Wikipedia pages use a concept called **templates** as a way to make sure they contain similar information and its rendered in the same way. For instance, if you visit the Wikipedia page of two cities or countries, you'll find a box to the right that tells you information about population, landmarks and such. This also happens with movie articles. These pages contain an **infobox** template with type **film** that we can use to obtain the name, outgoing links and properties stored in the box for each movie. 

We use `mwparserfromhell` as a helping tool for this task.

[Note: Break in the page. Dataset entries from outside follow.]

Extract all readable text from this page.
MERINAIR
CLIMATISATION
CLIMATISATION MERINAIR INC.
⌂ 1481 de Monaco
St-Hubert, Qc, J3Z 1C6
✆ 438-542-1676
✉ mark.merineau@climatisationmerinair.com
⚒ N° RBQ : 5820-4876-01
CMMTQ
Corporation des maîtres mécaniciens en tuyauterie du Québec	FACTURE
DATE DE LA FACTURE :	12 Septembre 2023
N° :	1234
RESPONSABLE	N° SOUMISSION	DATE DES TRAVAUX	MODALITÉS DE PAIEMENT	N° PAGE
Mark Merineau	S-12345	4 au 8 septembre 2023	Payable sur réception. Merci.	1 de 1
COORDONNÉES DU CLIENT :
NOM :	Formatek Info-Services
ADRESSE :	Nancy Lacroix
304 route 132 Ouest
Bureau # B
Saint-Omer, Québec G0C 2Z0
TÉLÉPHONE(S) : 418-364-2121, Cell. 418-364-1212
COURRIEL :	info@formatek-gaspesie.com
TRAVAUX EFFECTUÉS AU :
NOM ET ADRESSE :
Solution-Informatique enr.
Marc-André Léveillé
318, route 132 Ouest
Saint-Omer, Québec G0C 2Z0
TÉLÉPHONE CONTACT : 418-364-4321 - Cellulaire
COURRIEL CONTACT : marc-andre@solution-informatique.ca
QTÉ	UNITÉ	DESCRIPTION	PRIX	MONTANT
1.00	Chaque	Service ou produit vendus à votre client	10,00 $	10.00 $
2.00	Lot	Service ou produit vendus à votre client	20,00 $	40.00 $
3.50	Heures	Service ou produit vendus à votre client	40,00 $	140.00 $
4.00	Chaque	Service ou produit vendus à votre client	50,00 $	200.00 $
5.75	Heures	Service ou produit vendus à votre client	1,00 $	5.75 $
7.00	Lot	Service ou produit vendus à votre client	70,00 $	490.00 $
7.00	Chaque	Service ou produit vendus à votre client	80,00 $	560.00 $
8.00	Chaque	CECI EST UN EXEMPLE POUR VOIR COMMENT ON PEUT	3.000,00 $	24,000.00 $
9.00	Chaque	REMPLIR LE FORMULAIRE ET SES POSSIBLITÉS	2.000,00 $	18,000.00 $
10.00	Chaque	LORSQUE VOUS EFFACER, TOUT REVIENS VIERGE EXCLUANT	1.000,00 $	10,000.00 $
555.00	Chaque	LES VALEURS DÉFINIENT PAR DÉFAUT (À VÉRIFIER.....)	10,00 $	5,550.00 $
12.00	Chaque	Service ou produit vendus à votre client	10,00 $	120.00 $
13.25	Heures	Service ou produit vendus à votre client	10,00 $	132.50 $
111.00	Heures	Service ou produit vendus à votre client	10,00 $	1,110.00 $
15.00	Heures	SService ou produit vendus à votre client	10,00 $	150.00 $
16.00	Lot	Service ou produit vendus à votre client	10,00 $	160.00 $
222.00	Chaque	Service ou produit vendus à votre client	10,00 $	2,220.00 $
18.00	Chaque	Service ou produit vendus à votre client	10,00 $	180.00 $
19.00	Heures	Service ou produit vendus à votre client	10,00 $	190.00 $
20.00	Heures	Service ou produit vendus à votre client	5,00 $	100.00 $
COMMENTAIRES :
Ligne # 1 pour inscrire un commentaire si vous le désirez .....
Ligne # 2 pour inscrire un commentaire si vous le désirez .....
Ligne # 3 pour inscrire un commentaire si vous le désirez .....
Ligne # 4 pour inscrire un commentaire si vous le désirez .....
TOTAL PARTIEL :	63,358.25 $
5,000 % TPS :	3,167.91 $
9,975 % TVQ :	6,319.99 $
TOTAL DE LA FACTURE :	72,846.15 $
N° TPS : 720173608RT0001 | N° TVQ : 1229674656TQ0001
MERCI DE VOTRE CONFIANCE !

We create the content handler and parser with the following function:

In [7]:
print(inspect.getsource(create_wiki_xml_parser_and_handler))

def create_wiki_xml_parser_and_handler():
    parser = xml.sax.make_parser()
    handler = WikiXmlHandler()
    parser.setContentHandler(handler)

    return parser, handler



In [None]:
parser, handler = create_wiki_xml_parser_and_handler()

Let's actually parse the dumps:

In [8]:
print(inspect.getsource(parse_dumps))

def parse_dumps(parser, dumps_path):
    for line in subprocess.Popen(['bzcat'], stdin=open(dumps_path), stdout=subprocess.PIPE).stdout:
        try:
            parser.feed(line)
        except StopIteration:
            break



In [None]:
parse_dumps(parser, path)

And, finally, write results to disk:

In [9]:
print(inspect.getsource(write_movies))

def write_movies(handler, output_path='generated/wp_movies.ndjson'):
    with open(output_path, 'wt') as fout:
        for movie in handler._movies:
            fout.write(f'{json.dumps(movie)}\n')



In [None]:
if not os.path.isdir('generated'):
    os.mkdir('generated')
    
write_movies(handler)